National Lampoon presents VACATION XXI

Is the 747 going to be limited by volume or weight?

Take the Emma Maersk.

-cruises at 29.3 MPH. for the 3670-mile journey from DC to Southampton, that’s 450,921 seconds.

-can carry 13,500 TEU’s at 14 tons per TEU. That’s 378M pounds of hard drives, or 236M hard drives, or 945M terabytes.

Effective one-way data rate, then, is 2 petabytes per second. That pretty much beats the crap out of the 747, if you don’t mind the latency.

hard drives are pretty dense - 1.6 pounds for a 3.5" SATA drive - so I’d guess they’re weight-limited for this mission.

See honey? It’s totally necessary for me to have gold plated cable connectors.

It took some of the greatest minds of 19th century mathematics to fully elucidate why the first transatlantic cable worked so badly.

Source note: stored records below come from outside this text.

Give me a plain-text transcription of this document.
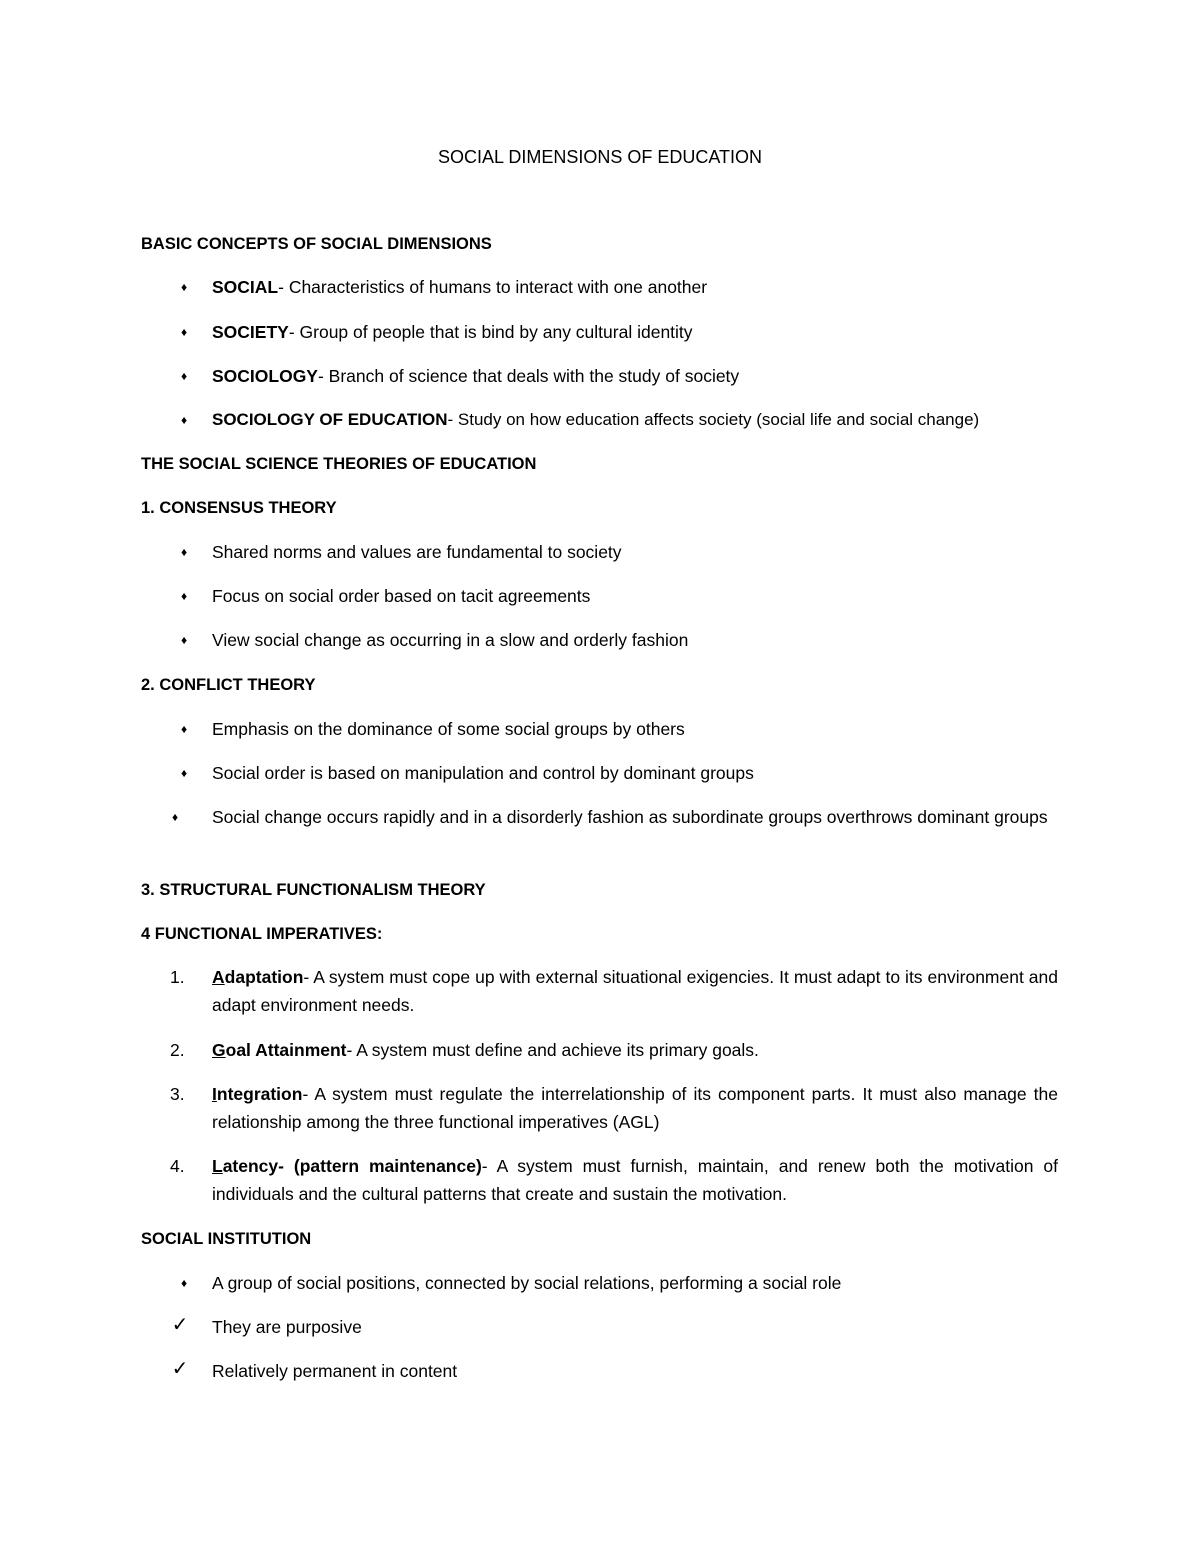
SOCIAL DIMENSIONS OF EDUCATION
BASIC CONCEPTS OF SOCIAL DIMENSIONS
♦	SOCIAL- Characteristics of humans to interact with one another
♦	SOCIETY- Group of people that is bind by any cultural identity
♦	SOCIOLOGY- Branch of science that deals with the study of society
♦	SOCIOLOGY OF EDUCATION- Study on how education affects society (social life and social change)
THE SOCIAL SCIENCE THEORIES OF EDUCATION
1. CONSENSUS THEORY
♦	Shared norms and values are fundamental to society
♦	Focus on social order based on tacit agreements
♦	View social change as occurring in a slow and orderly fashion
2. CONFLICT THEORY
♦	Emphasis on the dominance of some social groups by others
♦	Social order is based on manipulation and control by dominant groups
♦	Social change occurs rapidly and in a disorderly fashion as subordinate groups overthrows dominant groups
3. STRUCTURAL FUNCTIONALISM THEORY
4 FUNCTIONAL IMPERATIVES:
1.	Adaptation- A system must cope up with external situational exigencies. It must adapt to its environment and adapt environment needs.
2.	Goal Attainment- A system must define and achieve its primary goals.
3.	Integration- A system must regulate the interrelationship of its component parts. It must also manage the relationship among the three functional imperatives (AGL)
4.	Latency- (pattern maintenance)- A system must furnish, maintain, and renew both the motivation of individuals and the cultural patterns that create and sustain the motivation.
SOCIAL INSTITUTION
♦	A group of social positions, connected by social relations, performing a social role
✓ They are purposive
✓ Relatively permanent in content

In particular, I have heard that Riemann’s theory of the characteristics of partial differential equations was motivated by this problem.

The key, as some have alluded to above, is the recognition of the importance of resistive loss in a system that, at low frequencies, is largely capacitive. If you think about a network of series resistors periodically shunted to ground by capacitors, you’ll realize that the signal does not propagate at a fixed speed. The first capacitor charges exponentially in time, generating a voltage that charges the next capacitor, and so on and so on.

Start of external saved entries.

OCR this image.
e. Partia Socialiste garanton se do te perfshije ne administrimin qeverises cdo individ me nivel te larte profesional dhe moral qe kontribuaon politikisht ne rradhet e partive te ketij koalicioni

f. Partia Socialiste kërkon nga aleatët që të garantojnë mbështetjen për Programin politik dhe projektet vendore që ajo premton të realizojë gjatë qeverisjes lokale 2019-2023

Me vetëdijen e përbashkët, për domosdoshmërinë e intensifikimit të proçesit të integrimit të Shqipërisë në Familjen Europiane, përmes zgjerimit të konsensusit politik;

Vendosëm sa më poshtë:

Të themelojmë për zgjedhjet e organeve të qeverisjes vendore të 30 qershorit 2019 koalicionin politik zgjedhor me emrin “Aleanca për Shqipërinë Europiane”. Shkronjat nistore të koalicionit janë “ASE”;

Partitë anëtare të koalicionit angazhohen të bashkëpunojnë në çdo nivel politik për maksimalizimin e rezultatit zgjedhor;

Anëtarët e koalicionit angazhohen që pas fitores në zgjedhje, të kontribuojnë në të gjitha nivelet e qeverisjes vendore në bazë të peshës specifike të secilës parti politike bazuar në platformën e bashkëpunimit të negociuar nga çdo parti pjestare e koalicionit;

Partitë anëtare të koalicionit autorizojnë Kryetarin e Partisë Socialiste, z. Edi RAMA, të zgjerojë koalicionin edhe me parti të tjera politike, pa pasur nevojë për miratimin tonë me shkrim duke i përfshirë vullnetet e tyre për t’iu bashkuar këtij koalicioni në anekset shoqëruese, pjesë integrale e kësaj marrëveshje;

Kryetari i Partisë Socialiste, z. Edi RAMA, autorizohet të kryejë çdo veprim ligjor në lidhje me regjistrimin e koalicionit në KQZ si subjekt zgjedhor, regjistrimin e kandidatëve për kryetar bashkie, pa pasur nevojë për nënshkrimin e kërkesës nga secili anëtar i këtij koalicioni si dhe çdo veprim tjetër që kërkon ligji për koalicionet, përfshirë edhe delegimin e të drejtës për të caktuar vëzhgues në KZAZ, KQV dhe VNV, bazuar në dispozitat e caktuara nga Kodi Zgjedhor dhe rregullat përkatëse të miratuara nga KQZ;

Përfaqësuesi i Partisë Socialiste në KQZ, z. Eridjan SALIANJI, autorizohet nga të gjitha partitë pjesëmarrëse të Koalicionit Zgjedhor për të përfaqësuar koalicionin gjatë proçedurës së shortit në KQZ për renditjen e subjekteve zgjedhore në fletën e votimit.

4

If you analyze this, you find that the signal essentially diffuses from one end of the line to the other, rather than propagating. It is like the flow of heat. If you double the distance, the time goes up by a factor of four, rather than a factor of two. It is like trying to communicate to the inside of a turkey by pulsing the temperature of the oven up and down. If you are deep within the turkey, this is a very slow way to communicate, and if you pulse the temperature too quickly, the signal will be averaged out.

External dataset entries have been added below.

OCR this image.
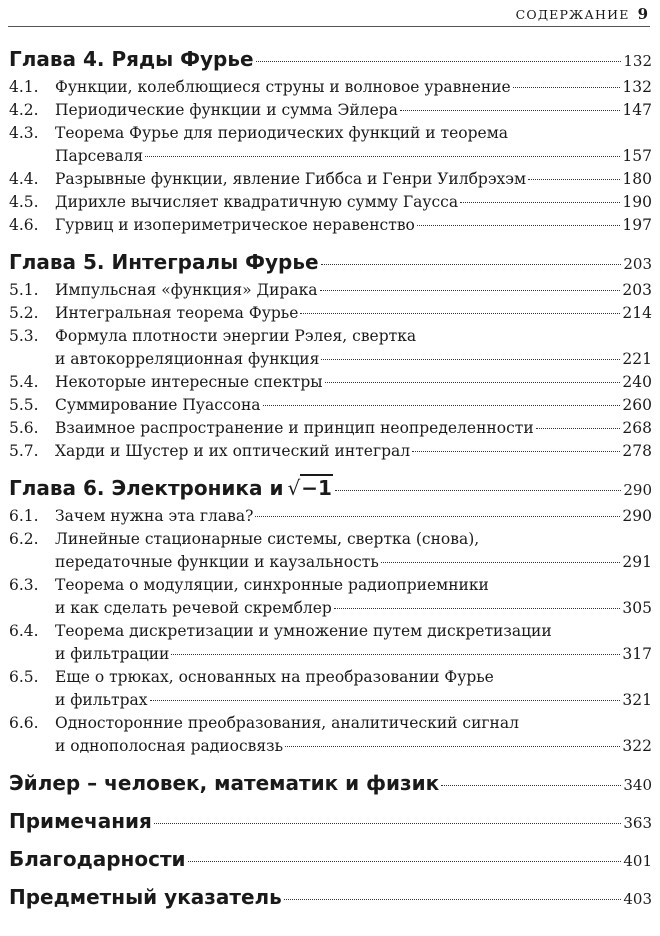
СОДЕРЖАНИЕ 9
Глава 4. Ряды Фурье	132
4.1.	Функции, колеблющиеся струны и волновое уравнение	132
4.2.	Периодические функции и сумма Эйлера	147
4.3.	Теорема Фурье для периодических функций и теорема
Парсеваля	157
4.4.	Разрывные функции, явление Гиббса и Генри Уилбрэхэм	180
4.5.	Дирихле вычисляет квадратичную сумму Гаусса	190
4.6.	Гурвиц и изопериметрическое неравенство	197
Глава 5. Интегралы Фурье	203
5.1.	Импульсная «функция» Дирака	203
5.2.	Интегральная теорема Фурье	214
5.3.	Формула плотности энергии Рэлея, свертка
и автокорреляционная функция	221
5.4.	Некоторые интересные спектры	240
5.5.	Суммирование Пуассона	260
5.6.	Взаимное распространение и принцип неопределенности	268
5.7.	Харди и Шустер и их оптический интеграл	278
Глава 6. Электроника и √−1	290
6.1.	Зачем нужна эта глава?	290
6.2.	Линейные стационарные системы, свертка (снова),
передаточные функции и каузальность	291
6.3.	Теорема о модуляции, синхронные радиоприемники
и как сделать речевой скремблер	305
6.4.	Теорема дискретизации и умножение путем дискретизации
и фильтрации	317
6.5.	Еще о трюках, основанных на преобразовании Фурье
и фильтрах	321
6.6.	Односторонние преобразования, аналитический сигнал
и однополосная радиосвязь	322
Эйлер – человек, математик и физик	340
Примечания	363
Благодарности	401
Предметный указатель	403
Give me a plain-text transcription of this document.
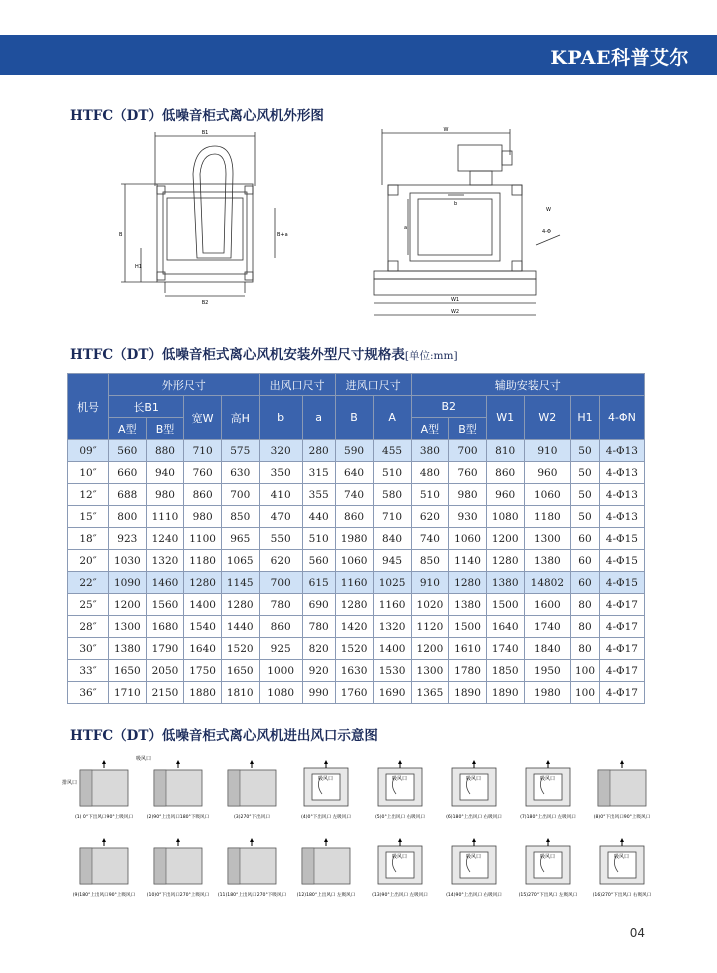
KPAE科普艾尔
HTFC（DT）低噪音柜式离心风机外形图
B1
B
H1
B2
B+a
W
W
a
b
4-Φ
W1
W2
HTFC（DT）低噪音柜式离心风机安装外型尺寸规格表[单位:mm]
机号	外形尺寸				出风口尺寸		进风口尺寸		辅助安装尺寸					
	长B1		宽W	高H	b	a	B	A	B2		W1	W2	H1	4-ΦN
	A型	B型							A型	B型				
09″	560	880	710	575	320	280	590	455	380	700	810	910	50	4-Φ13
10″	660	940	760	630	350	315	640	510	480	760	860	960	50	4-Φ13
12″	688	980	860	700	410	355	740	580	510	980	960	1060	50	4-Φ13
15″	800	1110	980	850	470	440	860	710	620	930	1080	1180	50	4-Φ13
18″	923	1240	1100	965	550	510	1980	840	740	1060	1200	1300	60	4-Φ15
20″	1030	1320	1180	1065	620	560	1060	945	850	1140	1280	1380	60	4-Φ15
22″	1090	1460	1280	1145	700	615	1160	1025	910	1280	1380	14802	60	4-Φ15
25″	1200	1560	1400	1280	780	690	1280	1160	1020	1380	1500	1600	80	4-Φ17
28″	1300	1680	1540	1440	860	780	1420	1320	1120	1500	1640	1740	80	4-Φ17
30″	1380	1790	1640	1520	925	820	1520	1400	1200	1610	1740	1840	80	4-Φ17
33″	1650	2050	1750	1650	1000	920	1630	1530	1300	1780	1850	1950	100	4-Φ17
36″	1710	2150	1880	1810	1080	990	1760	1690	1365	1890	1890	1980	100	4-Φ17
HTFC（DT）低噪音柜式离心风机进出风口示意图
(1) 0°下出风口90°上吸风口	(2)90°上出风口180°下吸风口	(3)270°下出风口
吸风口
(4)0°下出风口 左吸风口
吸风口
(5)0°上出风口 右吸风口
吸风口
(6)180°上出风口 右吸风口
吸风口
(7)180°上出风口 左吸风口	(8)0°下出风口90°上吸风口
(9)180°上出风口90°上吸风口	(10)0°下出风口270°上吸风口 (11)180°上出风口270°下吸风口 (12)180°上出风口 左吸风口
吸风口
(13)90°上出风口 左吸风口
吸风口
(14)90°上出风口 右吸风口
吸风口
(15)270°下出风口 左吸风口
吸风口
(16)270°下出风口 右吸风口
吸风口
排风口
04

Since the transmission line highly distorts the signal, you can’t just transmit quickly and wait a long time for the signal to reach England. You have to transmit each dot or dash extremely slowly, otherwise the symbols will overlap at the recieving end (intersymbol interference). It took the genius of Oliver Heaviside to figure this out and recommend the introduction of coils periodically (loading coils) to increase the inductance per unit length, thus allowing the system to actually propagate the signals at a constant velocity, rather than making the signals diffuse across the ocean. People thought he was nuts, because everyone knew that inductance was a bad thing, and could only make matters worse.